- Born: September 21, 1930 St. Louis, Missouri
- Died: February 27, 2016 (aged 85) Loveland, Colorado
- Education: Washington University in St. Louis Massachusetts Institute of Technology
- Scientific career
- Fields: Physical Chemistry
- Workplaces: University of Oregon Yale University Colorado State University
- Doctoral students: Kenneth B. Eisenthal

= Marshall Fixman =

American chemist

Marshall Fixman (September 21, 1930 - February 27, 2016) was an American physical chemist.

Fixman earned his undergraduate degree in 1950 from Washington University in St. Louis, and his Ph.D. from the Massachusetts Institute of Technology in 1954.

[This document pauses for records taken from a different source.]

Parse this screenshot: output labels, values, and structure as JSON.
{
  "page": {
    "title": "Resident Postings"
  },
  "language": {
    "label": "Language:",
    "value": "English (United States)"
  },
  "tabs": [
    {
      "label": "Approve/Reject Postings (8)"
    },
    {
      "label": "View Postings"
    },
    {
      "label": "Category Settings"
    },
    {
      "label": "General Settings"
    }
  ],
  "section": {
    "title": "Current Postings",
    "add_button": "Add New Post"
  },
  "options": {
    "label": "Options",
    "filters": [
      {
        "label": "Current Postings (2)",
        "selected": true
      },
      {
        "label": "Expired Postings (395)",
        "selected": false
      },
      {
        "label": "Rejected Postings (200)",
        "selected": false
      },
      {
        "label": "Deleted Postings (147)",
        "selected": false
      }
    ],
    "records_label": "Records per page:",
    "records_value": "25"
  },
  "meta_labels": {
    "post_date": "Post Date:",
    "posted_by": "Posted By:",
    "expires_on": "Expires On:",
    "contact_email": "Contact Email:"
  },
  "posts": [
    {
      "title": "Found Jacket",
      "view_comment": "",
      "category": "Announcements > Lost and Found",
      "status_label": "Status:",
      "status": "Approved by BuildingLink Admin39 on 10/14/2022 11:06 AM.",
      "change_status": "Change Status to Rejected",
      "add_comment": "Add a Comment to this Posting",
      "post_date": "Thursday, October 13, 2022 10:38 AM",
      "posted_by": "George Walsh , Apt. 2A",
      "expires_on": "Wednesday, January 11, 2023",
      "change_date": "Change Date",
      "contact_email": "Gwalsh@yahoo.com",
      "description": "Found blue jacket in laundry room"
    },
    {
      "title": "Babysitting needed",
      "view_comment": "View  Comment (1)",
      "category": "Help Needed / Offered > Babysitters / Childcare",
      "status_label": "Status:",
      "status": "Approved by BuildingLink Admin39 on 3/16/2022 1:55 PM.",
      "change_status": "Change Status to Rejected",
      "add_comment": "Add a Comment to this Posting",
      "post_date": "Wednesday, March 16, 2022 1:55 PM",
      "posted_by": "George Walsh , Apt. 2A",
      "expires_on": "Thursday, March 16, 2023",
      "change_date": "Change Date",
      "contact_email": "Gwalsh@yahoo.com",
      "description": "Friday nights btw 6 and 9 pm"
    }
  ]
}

Fixman was elected a Fellow of the American Physical Society in 1962 while working at the University of Oregon. For his research—theoretical and computational studies of the physical chemistry of polymers—Fixman was elected to the National Academy of Sciences in 1973.

Fixman held an endowed professorship at Yale University but moved to Colorado State University in 1979 with his wife, Branka Ladanyi, who also joined CSU's chemistry faculty. He was an associate editor of the Journal of Chemical Physics, and received the American Chemical Society's awards in pure chemistry (1964) and polymer chemistry (1991).